After the devastation of WWII, the Hungarian government invited eminent pediatrician Emmi Pikler to create Loczy, a model residential nursery to provide full-time care to up to 40 abandoned and traumatized children aged 0-3 years old. For three decades Loczy offered a ripe environment for continuous observations and controlled studies that have been carried out in the areas of motor development (Pikler, 1968, 1971, 1972; Pikler & Tardoos, 1969), manipulation (Barkoczi, 1964; Tardos, 1966), and infant interaction (Vincze, 1970). Research studies coming out of Loczy are the only ones that document infants’ self-initiated movements. We know the conditions in which the Pikler developmental milestones charts were produced but other scales like the Bayley’s, the one used by all US pediatricians, don’t really tell us about the conditions under which observed infants achieved their milestones; have they been helped by adults to get into different positions? Most probably.
Other major philosophies like Montessori or Waldorf for example were originally developed for older children (3 year olds and up). And as they got popular, educators attempted to extrapolate their essence to infant education.

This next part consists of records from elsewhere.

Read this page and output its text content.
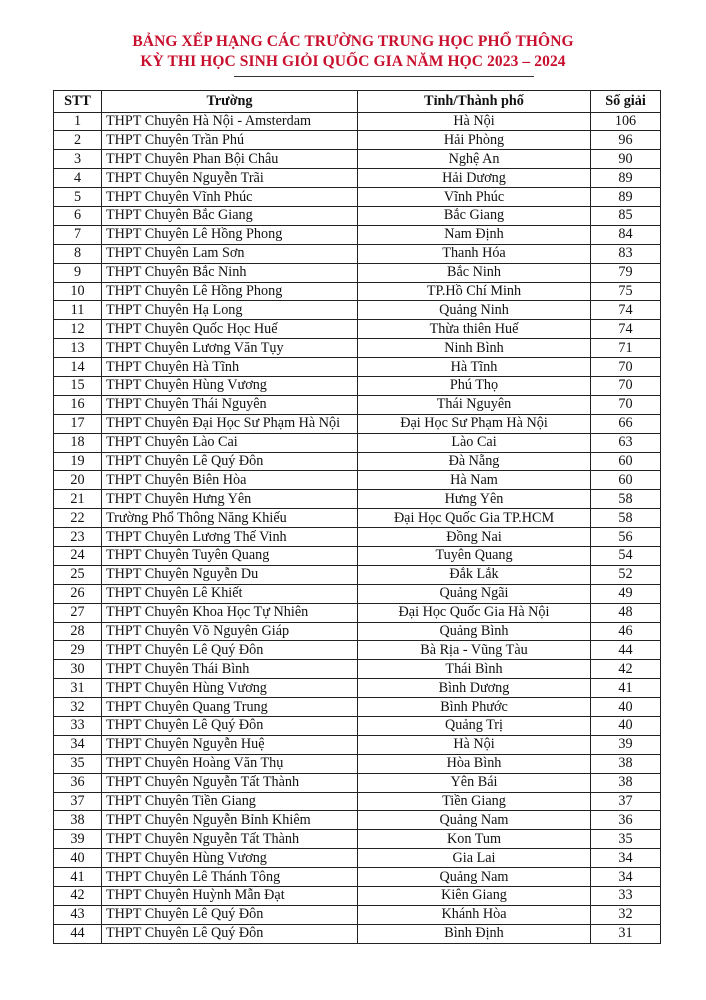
BẢNG XẾP HẠNG CÁC TRƯỜNG TRUNG HỌC PHỔ THÔNG
KỲ THI HỌC SINH GIỎI QUỐC GIA NĂM HỌC 2023 – 2024
STT	Trường	Tỉnh/Thành phố	Số giải
1	THPT Chuyên Hà Nội - Amsterdam	Hà Nội	106
2	THPT Chuyên Trần Phú	Hải Phòng	96
3	THPT Chuyên Phan Bội Châu	Nghệ An	90
4	THPT Chuyên Nguyễn Trãi	Hải Dương	89
5	THPT Chuyên Vĩnh Phúc	Vĩnh Phúc	89
6	THPT Chuyên Bắc Giang	Bắc Giang	85
7	THPT Chuyên Lê Hồng Phong	Nam Định	84
8	THPT Chuyên Lam Sơn	Thanh Hóa	83
9	THPT Chuyên Bắc Ninh	Bắc Ninh	79
10	THPT Chuyên Lê Hồng Phong	TP.Hồ Chí Minh	75
11	THPT Chuyên Hạ Long	Quảng Ninh	74
12	THPT Chuyên Quốc Học Huế	Thừa thiên Huế	74
13	THPT Chuyên Lương Văn Tụy	Ninh Bình	71
14	THPT Chuyên Hà Tĩnh	Hà Tĩnh	70
15	THPT Chuyên Hùng Vương	Phú Thọ	70
16	THPT Chuyên Thái Nguyên	Thái Nguyên	70
17	THPT Chuyên Đại Học Sư Phạm Hà Nội	Đại Học Sư Phạm Hà Nội	66
18	THPT Chuyên Lào Cai	Lào Cai	63
19	THPT Chuyên Lê Quý Đôn	Đà Nẵng	60
20	THPT Chuyên Biên Hòa	Hà Nam	60
21	THPT Chuyên Hưng Yên	Hưng Yên	58
22	Trường Phổ Thông Năng Khiếu	Đại Học Quốc Gia TP.HCM	58
23	THPT Chuyên Lương Thế Vinh	Đồng Nai	56
24	THPT Chuyên Tuyên Quang	Tuyên Quang	54
25	THPT Chuyên Nguyễn Du	Đắk Lắk	52
26	THPT Chuyên Lê Khiết	Quảng Ngãi	49
27	THPT Chuyên Khoa Học Tự Nhiên	Đại Học Quốc Gia Hà Nội	48
28	THPT Chuyên Võ Nguyên Giáp	Quảng Bình	46
29	THPT Chuyên Lê Quý Đôn	Bà Rịa - Vũng Tàu	44
30	THPT Chuyên Thái Bình	Thái Bình	42
31	THPT Chuyên Hùng Vương	Bình Dương	41
32	THPT Chuyên Quang Trung	Bình Phước	40
33	THPT Chuyên Lê Quý Đôn	Quảng Trị	40
34	THPT Chuyên Nguyễn Huệ	Hà Nội	39
35	THPT Chuyên Hoàng Văn Thụ	Hòa Bình	38
36	THPT Chuyên Nguyễn Tất Thành	Yên Bái	38
37	THPT Chuyên Tiền Giang	Tiền Giang	37
38	THPT Chuyên Nguyễn Bỉnh Khiêm	Quảng Nam	36
39	THPT Chuyên Nguyễn Tất Thành	Kon Tum	35
40	THPT Chuyên Hùng Vương	Gia Lai	34
41	THPT Chuyên Lê Thánh Tông	Quảng Nam	34
42	THPT Chuyên Huỳnh Mẫn Đạt	Kiên Giang	33
43	THPT Chuyên Lê Quý Đôn	Khánh Hòa	32
44	THPT Chuyên Lê Quý Đôn	Bình Định	31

I think RIE® educators are elegant lean thinkers:
I see them as anthropologists of babies. They study babies, they don’t make assumptions about them. I remember during my RIE Foundations class, we were asked to observe different babies for 30 minutes at a time and write down every single thing we see. Once I wrote in one of my documentations “the baby started getting frustrated.” Our instructor and her interns commented on my work saying “what exactly did the baby do that made you come to this conclusion? write the baby’s exact actions” They operate differently; they are serious about discovering what the infant in front of them needs. They don’t generalize or make assumptions about babies that are projections of their own childhood wounds. That’s a huge thing for me!
Respect to oneself:
In her book Dear Parent, Gerber tells parents to “respect themselves”. That may sound harsh to some of us. “Respect yourself” in colloquial Egyptian Arabic for instance is usually said to people behaving disrespectfully towards others. But Magda really meant having empathy and regard towards ourselves as parents and caregivers, to make sure our needs are met, to be confident leaders, to have healthy boundaries, and not to martyr ourselves. The design of the Educaring® philosophy takes the needs of the caregiver into account. For example, one of the main pillars of the philosophy is having a safe, warm, and cozy space for the infant where they can be left to explore play objects and entertain themselves while the adult can relax or attend to other tasks.
Less consumerist:
After taking many RIE® classes, it seems to me that in the Educaring® philosophy less is more. Less gadgets, less toys, less “tricks”, less stimulation (than commonly done). A few simple passive play objects from your kitchen or garage can be more than enough to offer a cognitively challenging environment for a baby.
It’s trademarked:
The Educaring™ philosophy which is offered by the RIE® organization is trademarked. No one can speak for the philosophy unless they are a “RIE® associate”, a title that takes years of theoretical and practical study to earn. I have two masters degrees in education, I published my second thesis, I worked for years with young children, I took 3 different RIE® courses including an ongoing one and I’m still not a RIE™ associate. So when you are learning with an associate, you know for sure that they are very experienced educators who know what they are talking about. Wouldn’t we all want advice from very talented and competent people to raise our children, the most important people in our lives?
These are the main reasons why I was attracted to philosophy. In my coming blog posts, I will write about the gems I discovered once I started studying closely with different wonderful RIE associates that made me appreciate the philosophy even more.